The Prime Minister dismissed Tory claims that Mr Clarke's broadside amounted to his "Geoffrey Howe moment" ­ the devastating assault on Margaret Thatcher when her Deputy Prime Minister resigned, paving the way for her downfall in 1990. Blair aides said Mr Clarke had the right to " let off steam" after being sacked over the foreign prisoners fiasco last month.

Mr Blair said: "I have a very great regard for Charles, both for what he did in government and afterwards. I simply felt he had to move from his position for the reasons I gave at the time. We are a year from a general election. We have got three years, if not more, before the next general election. What we should do is calm down, hold our nerve and get on with governing.

To avoid a war of words, Mr Reid declined to respond to Mr Clarke's criticism over four of his decisions ­ describing the Home Office as "not fit for purpose"; considering a "Megan's law"; protesting about a judge's sentence for a paedophile and delaying plans for police forces to merge.

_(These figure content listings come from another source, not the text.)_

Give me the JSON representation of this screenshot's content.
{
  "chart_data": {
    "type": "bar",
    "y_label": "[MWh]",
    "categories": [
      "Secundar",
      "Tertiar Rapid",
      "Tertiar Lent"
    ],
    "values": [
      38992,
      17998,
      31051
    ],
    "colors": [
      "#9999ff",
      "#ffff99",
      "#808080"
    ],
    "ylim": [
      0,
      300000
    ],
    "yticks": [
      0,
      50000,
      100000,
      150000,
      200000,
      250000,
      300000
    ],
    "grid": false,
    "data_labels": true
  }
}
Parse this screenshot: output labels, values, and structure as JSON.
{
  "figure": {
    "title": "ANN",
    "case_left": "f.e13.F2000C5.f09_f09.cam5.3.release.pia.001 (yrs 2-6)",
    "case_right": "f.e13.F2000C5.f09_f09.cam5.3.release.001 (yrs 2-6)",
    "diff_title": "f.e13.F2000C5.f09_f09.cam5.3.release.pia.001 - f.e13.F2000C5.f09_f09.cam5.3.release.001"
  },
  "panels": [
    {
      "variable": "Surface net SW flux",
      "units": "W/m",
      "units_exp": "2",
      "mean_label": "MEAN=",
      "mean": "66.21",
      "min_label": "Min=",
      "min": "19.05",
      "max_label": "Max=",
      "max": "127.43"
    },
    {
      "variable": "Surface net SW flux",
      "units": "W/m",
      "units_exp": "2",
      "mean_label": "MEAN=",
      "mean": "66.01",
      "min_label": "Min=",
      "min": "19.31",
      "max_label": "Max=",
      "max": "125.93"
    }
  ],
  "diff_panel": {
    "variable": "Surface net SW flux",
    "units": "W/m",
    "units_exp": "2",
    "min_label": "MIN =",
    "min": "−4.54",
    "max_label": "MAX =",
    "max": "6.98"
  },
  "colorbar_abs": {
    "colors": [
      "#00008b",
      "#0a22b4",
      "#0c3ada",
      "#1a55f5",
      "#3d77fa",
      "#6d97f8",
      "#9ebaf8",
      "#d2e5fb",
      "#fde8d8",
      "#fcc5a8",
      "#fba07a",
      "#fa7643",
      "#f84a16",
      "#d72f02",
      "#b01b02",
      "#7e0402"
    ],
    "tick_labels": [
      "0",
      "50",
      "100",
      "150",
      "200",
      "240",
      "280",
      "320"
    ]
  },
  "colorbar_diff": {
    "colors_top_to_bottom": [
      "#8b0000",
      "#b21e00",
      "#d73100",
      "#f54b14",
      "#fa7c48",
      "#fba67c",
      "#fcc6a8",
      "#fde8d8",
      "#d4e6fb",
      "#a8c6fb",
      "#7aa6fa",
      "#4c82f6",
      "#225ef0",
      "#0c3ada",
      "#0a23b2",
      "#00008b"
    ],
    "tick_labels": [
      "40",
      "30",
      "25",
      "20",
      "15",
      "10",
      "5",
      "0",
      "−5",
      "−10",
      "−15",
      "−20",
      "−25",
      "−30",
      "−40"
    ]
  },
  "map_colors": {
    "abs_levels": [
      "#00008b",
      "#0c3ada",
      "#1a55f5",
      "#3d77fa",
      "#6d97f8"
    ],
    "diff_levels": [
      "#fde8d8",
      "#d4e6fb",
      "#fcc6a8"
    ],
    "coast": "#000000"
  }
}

Downing Street backed Mr Reid's judgement about the performance of the Home Office, saying the Prime Minister believed it needed "radical transformation". Mr Blair's official spokesman said: "Charles Clarke's personal disappointment was perfectly obvious on the day he left the Government and, given the circumstances, understandable, but an expression of that disappointment should not be a surprise."

But Mr Clarke's doubts about whether Mr Blair could recover his authority reignited the debate about how long he should remain. Frank Dobson, the former health secretary, said Mr Blair had become an "electoral liability" who was damaging Labour's prospects.

Although Mr Clarke said that he expected to back Gordon Brown as Mr Blair's successor, left-wing Labour MPs hope he might stand against him. " Clarke has to stand for the leadership," said one leading left-winger. "It would offer the party a choice between tomorrow's man and Cold War Gordon."

David Davis, the shadow Home Secretary, described Mr Clarke's comments as "a Blairite equivalent, a media-based equivalent, of what Geoffrey Howe did to Margaret Thatcher".

Sir Menzies Campbell, the Liberal Democrat leader, said: "This is no longer merely a question of the interests of the Labour Party, but the interests of the country.